Re: const-correctness loopholes
Il 16/04/2011 12.21, Kai-Uwe Bux ha scritto:
noir wrote:
Unfortunately, this makes copying impossible for all objects, const or not:
template< typename T>
class const_correct_ptr {
typedef T* pointer;
typedef T& reference;
typedef T const * const_pointer;
typedef T const& const_reference;
pointer the_ptr;
const_pointer getThePointer() const { return the_ptr; }
pointer getThePointer() { return the_ptr; }
public:
const_correct_ptr ( const_correct_ptr const& other )
: the_ptr( other.getThePointer() )
{}
const_correct_ptr ( pointer ptr = 0 )
: the_ptr ( ptr )
{}
pointer operator-> ( void ) {
return ( the_ptr );
}
const_pointer operator-> ( void ) const {
return ( the_ptr );
}
reference operator* ( void ) {
return ( *the_ptr );
}
const_reference operator* ( void ) const {
return ( *the_ptr );
}
};
typedef const_correct_ptr< int> int_ptr;
int main ( void ) {
{
int_ptr p1 ( new int ( 5 ) );
int_ptr p2 ( p1 ); // fails to compile
int_ptr const p3 ( p1 ); // fails to compile
}
{
int_ptr const p1 ( new int ( 5 ) );
int_ptr const p2 ( p1 ); // fails to compile
int_ptr p3 ( p1 ); // this is the only line that _should_
// not compile.
}
}
Equivalently, you could just declare the copy-constructor of
const_correct_ptr<> private.
Of course, is also means that any class containing a const_correct_ptr<>
member is not copy-constructible. Often, this is not acceptable.
I see.

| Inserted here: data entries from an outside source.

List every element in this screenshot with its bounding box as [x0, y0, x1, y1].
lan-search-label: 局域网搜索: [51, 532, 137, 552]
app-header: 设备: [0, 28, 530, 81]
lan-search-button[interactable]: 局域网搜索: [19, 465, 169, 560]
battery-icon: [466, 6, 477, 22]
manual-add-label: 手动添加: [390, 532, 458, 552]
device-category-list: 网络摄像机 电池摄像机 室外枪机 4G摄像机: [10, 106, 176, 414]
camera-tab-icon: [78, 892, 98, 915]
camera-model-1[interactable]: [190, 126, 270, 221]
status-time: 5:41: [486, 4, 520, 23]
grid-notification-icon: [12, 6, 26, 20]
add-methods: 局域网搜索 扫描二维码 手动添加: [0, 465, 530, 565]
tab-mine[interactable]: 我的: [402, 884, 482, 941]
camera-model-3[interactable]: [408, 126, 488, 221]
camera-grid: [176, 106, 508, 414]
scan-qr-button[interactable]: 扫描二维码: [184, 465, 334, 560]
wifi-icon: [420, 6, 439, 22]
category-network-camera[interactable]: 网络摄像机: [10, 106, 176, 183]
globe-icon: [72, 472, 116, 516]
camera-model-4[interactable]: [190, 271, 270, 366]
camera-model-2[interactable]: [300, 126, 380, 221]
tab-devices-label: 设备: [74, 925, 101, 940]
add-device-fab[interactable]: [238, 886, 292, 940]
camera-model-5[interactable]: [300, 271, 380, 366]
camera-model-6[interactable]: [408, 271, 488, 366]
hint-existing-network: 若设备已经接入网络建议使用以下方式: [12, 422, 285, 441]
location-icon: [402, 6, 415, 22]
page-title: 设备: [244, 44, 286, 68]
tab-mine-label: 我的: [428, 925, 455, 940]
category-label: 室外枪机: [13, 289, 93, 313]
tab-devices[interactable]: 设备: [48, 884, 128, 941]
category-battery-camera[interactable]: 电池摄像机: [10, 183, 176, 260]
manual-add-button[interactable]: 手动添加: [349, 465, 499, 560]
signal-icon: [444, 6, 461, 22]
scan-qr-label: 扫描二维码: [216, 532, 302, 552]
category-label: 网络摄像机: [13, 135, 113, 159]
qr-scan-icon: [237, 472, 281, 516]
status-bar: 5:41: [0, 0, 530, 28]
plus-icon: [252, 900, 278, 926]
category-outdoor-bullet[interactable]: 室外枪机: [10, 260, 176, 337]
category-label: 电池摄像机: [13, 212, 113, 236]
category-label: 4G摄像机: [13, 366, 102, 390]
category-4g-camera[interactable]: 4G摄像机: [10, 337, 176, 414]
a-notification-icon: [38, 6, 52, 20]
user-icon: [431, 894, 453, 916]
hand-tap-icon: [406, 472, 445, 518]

I can pass some of your tests using a copy constructor that takes
a non-const reference
const_correct_ptr ( const_correct_ptr& other )
: the_ptr( other.getThePointer() )
{}
but then it fails to:
int_ptr const p1 ( new int ( 5 ) );
int_ptr const p2 ( p1 ); // fails to compile
Anyway, this is starting to look too much like a std::auto_ptr
implementation, and my head still hurts from the last time I studied it :)
Thanks,
noir